La succession de la position de chef… Voilà ce qui brisait cette famille. Dès lors qu’un leader disparaissait, c’était toujours le désordre total. Alors que certaines personnes souhaitaient avoir le pouvoir pour elles-mêmes, d’autres se battaient pour que le légitime fils soit à la tête de l’organisation, sans même me demander mon avis. Quoi qu’il en soit, je le savais. Le jour où mon père avait perdu la vie… Ce jour avait sonné la destruction et la fin de cette « famille ».
« Enfin, cette mafia était finie. » Voilà ce que je pensais de tout cela.

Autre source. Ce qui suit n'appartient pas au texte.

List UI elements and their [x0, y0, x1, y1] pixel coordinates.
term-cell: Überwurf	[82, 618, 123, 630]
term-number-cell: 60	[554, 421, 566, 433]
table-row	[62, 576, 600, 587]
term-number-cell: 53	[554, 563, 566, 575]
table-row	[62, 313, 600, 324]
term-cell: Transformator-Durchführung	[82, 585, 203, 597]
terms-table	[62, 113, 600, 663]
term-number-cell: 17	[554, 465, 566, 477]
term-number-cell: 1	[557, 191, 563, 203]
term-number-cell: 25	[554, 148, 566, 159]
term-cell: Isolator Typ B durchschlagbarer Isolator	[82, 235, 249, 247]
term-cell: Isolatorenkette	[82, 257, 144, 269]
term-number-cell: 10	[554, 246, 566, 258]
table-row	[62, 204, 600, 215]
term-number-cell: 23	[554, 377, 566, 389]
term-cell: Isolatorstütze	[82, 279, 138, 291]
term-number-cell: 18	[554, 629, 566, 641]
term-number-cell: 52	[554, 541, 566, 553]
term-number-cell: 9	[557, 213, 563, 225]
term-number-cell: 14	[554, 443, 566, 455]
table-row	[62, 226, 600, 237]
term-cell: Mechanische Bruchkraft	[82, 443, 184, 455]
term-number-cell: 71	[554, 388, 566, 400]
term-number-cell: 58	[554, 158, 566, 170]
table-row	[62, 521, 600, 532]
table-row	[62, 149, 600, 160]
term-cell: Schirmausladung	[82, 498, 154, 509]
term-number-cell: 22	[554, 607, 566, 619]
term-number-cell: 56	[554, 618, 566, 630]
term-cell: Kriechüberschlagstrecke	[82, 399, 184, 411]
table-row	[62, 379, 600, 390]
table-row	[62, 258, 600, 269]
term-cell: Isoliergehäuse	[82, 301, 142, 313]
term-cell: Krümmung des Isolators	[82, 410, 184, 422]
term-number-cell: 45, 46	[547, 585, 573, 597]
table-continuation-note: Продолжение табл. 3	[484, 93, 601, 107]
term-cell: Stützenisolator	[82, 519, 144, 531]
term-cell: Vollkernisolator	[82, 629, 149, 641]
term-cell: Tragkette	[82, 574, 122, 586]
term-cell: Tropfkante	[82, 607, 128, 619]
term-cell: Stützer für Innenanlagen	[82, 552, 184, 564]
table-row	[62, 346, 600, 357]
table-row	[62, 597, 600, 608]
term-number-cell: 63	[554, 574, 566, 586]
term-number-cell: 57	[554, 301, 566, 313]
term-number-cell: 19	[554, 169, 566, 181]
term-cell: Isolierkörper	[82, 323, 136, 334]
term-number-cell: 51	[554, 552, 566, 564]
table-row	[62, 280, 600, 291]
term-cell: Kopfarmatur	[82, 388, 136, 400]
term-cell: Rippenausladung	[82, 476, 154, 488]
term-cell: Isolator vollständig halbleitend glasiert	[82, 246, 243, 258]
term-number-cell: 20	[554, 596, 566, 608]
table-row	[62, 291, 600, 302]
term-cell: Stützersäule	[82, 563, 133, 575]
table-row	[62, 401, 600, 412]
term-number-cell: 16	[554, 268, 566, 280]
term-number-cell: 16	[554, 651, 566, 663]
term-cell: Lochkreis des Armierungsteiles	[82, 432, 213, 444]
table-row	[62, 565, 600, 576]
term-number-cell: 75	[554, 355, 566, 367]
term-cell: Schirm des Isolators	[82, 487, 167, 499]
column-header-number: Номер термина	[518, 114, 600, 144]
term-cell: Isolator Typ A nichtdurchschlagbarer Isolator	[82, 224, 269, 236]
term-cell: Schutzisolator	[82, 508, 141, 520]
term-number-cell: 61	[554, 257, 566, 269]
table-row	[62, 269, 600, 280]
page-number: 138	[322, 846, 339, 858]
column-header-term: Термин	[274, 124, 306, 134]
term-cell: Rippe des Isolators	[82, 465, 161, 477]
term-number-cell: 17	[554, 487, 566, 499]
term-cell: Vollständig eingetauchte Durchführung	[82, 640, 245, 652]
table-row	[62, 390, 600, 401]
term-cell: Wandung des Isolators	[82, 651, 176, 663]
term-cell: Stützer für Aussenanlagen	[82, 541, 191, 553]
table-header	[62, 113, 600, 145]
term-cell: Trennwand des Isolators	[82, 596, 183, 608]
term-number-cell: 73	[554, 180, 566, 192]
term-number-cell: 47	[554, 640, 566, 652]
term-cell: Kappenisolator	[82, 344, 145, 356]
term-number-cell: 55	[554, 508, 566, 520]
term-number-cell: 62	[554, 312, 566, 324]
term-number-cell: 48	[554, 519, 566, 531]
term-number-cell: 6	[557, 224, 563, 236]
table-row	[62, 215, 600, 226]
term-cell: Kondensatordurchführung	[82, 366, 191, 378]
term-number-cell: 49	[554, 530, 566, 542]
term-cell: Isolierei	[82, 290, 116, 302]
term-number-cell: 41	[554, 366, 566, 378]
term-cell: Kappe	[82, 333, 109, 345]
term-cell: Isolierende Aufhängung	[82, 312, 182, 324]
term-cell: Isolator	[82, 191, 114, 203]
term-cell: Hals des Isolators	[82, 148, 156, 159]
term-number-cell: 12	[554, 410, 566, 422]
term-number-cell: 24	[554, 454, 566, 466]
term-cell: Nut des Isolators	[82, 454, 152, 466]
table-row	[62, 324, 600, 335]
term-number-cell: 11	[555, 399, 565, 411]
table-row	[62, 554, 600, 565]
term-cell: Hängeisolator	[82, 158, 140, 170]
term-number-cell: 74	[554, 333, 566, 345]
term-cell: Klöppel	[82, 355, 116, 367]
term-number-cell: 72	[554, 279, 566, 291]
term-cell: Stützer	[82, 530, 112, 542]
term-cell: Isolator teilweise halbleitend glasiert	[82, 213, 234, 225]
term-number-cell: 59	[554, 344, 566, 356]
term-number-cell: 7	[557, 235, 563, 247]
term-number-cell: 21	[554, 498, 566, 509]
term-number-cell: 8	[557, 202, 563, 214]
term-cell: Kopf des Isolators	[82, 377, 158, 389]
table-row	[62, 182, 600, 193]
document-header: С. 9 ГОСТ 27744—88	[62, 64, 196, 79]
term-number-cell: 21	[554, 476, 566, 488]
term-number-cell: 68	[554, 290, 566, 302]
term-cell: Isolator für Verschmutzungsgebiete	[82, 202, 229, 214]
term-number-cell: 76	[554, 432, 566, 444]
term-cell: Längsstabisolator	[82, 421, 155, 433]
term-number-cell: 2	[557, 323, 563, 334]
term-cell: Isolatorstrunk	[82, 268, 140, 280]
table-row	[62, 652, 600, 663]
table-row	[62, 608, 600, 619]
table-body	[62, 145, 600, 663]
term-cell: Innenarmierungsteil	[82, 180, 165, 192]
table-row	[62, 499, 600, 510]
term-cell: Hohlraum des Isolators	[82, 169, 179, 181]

Tout ce que je voulais, c’était briller en tant que fier défenseur de l’humanité, comme un héros. A l’image de ces chevaliers blancs que l’on trouvait dans les livres, je voulais protéger les gens qui m’étaient chers, repousser le mal… Sauver le monde. Je voulais suivre cette pure voie noble. Ironique pour quelqu’un ayant les pieds trempés dans les ténèbres dès la naissance, pas vrai ? Qu’est-ce qui m’aurait poussé à choisir un tel chemin ?
Les livres n’auraient sans doute pas pu m’influencer autant, il est sûr. Pourtant, cela avait joué un rôle sans pareil en premier temps. Ma propre conscience était différente de celle des gens qui m’entouraient. Comment cela avait-il pu être possible étant donné que mon père était pleinement impliqué dans ce mal que je méprisais tant ? Peut-être était-ce dû à l’école qui avait eu un impact sur ma vision des choses. Ou peut-être était-ce dû à cette charge qui s’accumulait depuis ma naissance… ? Tout ce que je savais, c’était que j’avais commencé à mépriser le mal, et tout ce qui s’en rapportait lorsque j’étais à bout. Et surtout, j’admirais les récits de ma mère. Même si elle avait changé… Même si elle avait fini par se plier aux règles de cette « famille », j’admirais vraiment son passé de Huntress, même maintenant. Je n’arrivais pas à comprendre ses choix. Comment avait-elle pu abandonner une telle vie pour se retrouver dans une situation pareille ? Peu importe combien de fois elle me l’expliquait, je n’y trouvais pas de raison logique derrière cela. L’amour… ? L’amour, c’est quoi ?
« Jeune maître… C’est l’heure de l’entraînement. »
C’était déjà l’heure ? Fermant alors le livre dans lequel j’avais plongé une partie de mon attention, je vins à le déposer près des autres avant de me lever et de suivre mon instructeur sans dire un mot. Depuis quand avais-je arrêté de parler avec cette famille ? La force et l’envie m’en manquaient. Puis… J’avais même fini par adopter cette attitude très silencieuse qu’importe la situation.
« Au fait jeune maître… Avez-vous clarifié les choses avec cette personne qui voulait sortir avec vous ? Je pense qu’il serait mieux de lui dire que… Enfin, voyez-vous… »
Cette personne ? Oh, il était vrai qu’un homme de mon âge cherchait à sortir avec moi. J’avais fini par accepter d’un hochement de la tête, avant de rentrer, après tout… L’école était une bonne occasion pour se faire des amis n’est-ce pas ? A cause de cette famille et des rumeurs me concernant, j’avais toujours été seul. Alors, pourquoi pas ?
« Euh… Il devrait savoir que vous n’êtes pas de sexe féminin, jeune maître. »
C’était donc ce qu’il voulait me dire. Ceci dit, je ne voyais pas la raison pour laquelle cela pourrait gêner ce nouvel ami que je sois une femme ou une homme. Si un ami souhaite s’amuser, cela peut se faire avec les deux sexes. L’amusement n’est pas réservé à un genre précis.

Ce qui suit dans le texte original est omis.